1 September 2014 A tribute to all who died & suffered as a consequence of World War 1.
This is the ninth of a series of articles featuring Carlton China models relating to the war.
Part 9 - Aeroplanes Three models of aeroplanes were made in Carlton China. Before we show you these, below are two military posters featuring biplanes and monoplanes from the time of the War.
Left - RAF recruitment poster c.1918. Right - German propaganda poster "What England Wants" showing swarms of British planes bombing a factory - 1918.
Monoplane with square fuselage
Carlton China model of a monoplane based on the Blériot XI.
The Carlton China model on the right must be based on the Blériot XI Monoplane that in 1909 was the first aeroplane to cross the English Channel. Almost certainly the modeller will have worked from photographs, so inevitably some finer details are not correct, such as the omission of a tail fin. The photograph below shows how this could be missed, since the fin is barely visible. However, the wing shape and box form of the fuselage are fairly accurate.
The propeller is separate from the body and rotates. I have also seen pictures of an example with rotating front wheels, though this might be a repair.
It is possible that this model was made before WW1, though there is no evidence of this. Wiltshaw & Robinson, makers of Carlton China, could have produced it to mark the 1909 Channel crossing.
RFC Blériot XI monoplane c1916. Before WW1, Blériot opened flying schools at Brooklands in Surrey and at Hendon Aerodrome.
For lightness and strength, the early aeroplanes were made from fabric covered wood. Below is a picture of women making wings for biplanes at Waring & Gillow's requisitioned furniture factory in Lancaster. Notice that the Carlton China models also show the complex ribbed construction.
Left - British recruitment poster from 1918. Right - Women working on bi-plane wings at Waring & Gillow's furniture factory in Lancaster requisitioned during WW1.
Monoplane with circular fuselage
Carlton China monoplane with circular cross section fuselage.
The second of the three Carlton China models of aeroplanes is based on a more modern design than the Blériot above. On this model, shown right, the fuselage has a streamlined circular cross-section and the wing is shoulder mounted and not above the fuselage ason the earlier model.

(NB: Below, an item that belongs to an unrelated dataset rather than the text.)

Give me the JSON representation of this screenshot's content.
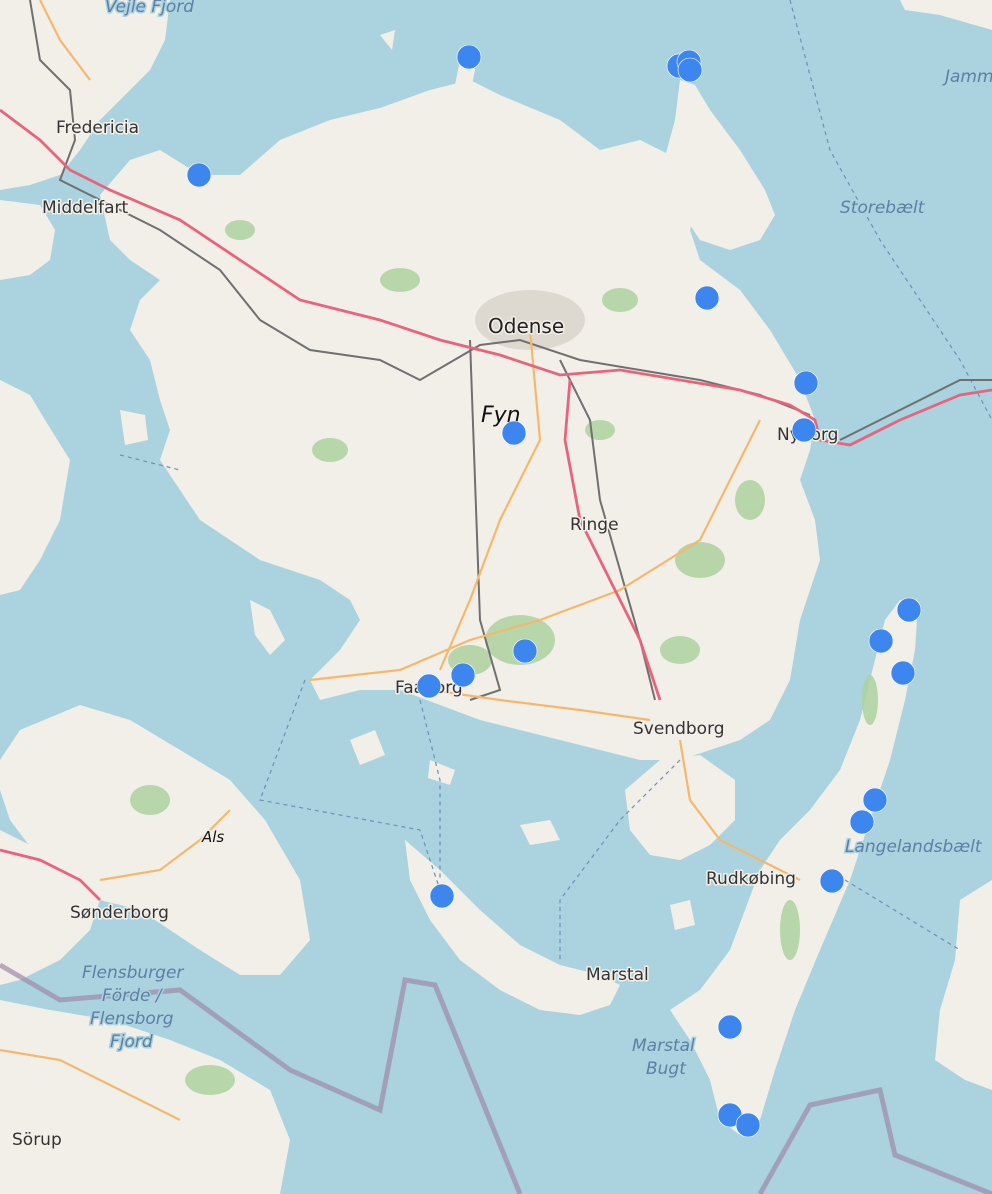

These are characteristics of several monoplanes, notably the Bristol M1, shown below. Also of conventional wood and fabric construction, it was first ordered by the War Office in 1916. However, the wing profile on the china model is the same as on the earlier Blériot, as is the horizontal tail, which is also missing a fin; the propeller also rotates.
Again the modeller must have worked from photographs, whatever craft it was based on, it is not surprising that there would be differences; accuracy would not have been that important.
Sometimes this model is found with the inscription: Victory of Justice Peace Signed at Versailles June 28 1918.
Left - Advertisement for the Bristol Military Monoplane from Flight Magazine February 1912. Right - Bristol M1C monoplane made by British Colonial & Aeroplane Company Ltd.
Carlton China model of a Biplane with tail fin and roundel. Rd.No. 657607.
The third of the Carlton China models is of a biplane. It is possibly based on the BE2, built by the Royal Aircraft Factory at Farnborough.
The wing shape on the model is the same as on the previous two models. On the example shown right, a tail fin is present, though it is also found without the tail fin; possibly this was an earlier version, subsequently remodelled to include the fin.
Two sizes have been found and I am told of a version that has skis instead of wheels.
W&R, the makers of Carlton Ware and Carlton China, registered the design without a tail fin in 1916. It is the only model I have seen with the roundel that has been used on military aircraft since 1915.
Below are pictures of BE2s. In 1916, it was the first aircraft to bring down a Zeppelin, using new incendiary bullets designed to ignite the hydrogen filled airships. Conventional bullets had little effect.
Top Left - An observer adjusts his camera before a mission in from what looks like the rear seat of a B.E.2. Top Right - Post card of a B.E.2 at Farnborough. Bottom - B.E.2 biplane designed and developed by the Royal Aircraft Factory c.1912.
Below the three aeroplanes are grouped together to show their differences. I wonder if Cuthbert Wiltshaw, the son of Frederick Wiltshaw, one of the three founders of Wiltshaw & Robinson, makers of Carlton China, flew any of the planes on which these were modelled? Cuthbert joined the Royal Flying Corp in 1917. He resigned his commission on 16 November 1918, 5 days after the end of the war, presumably to take over the running of the works after the death of his father in August 1918, three months before the hostilities ceased.
The three Carlton China models of aeroplanes.
In part 10, the next article, we look at airships.
This concludes our article on Carlton China models of aeroplanes.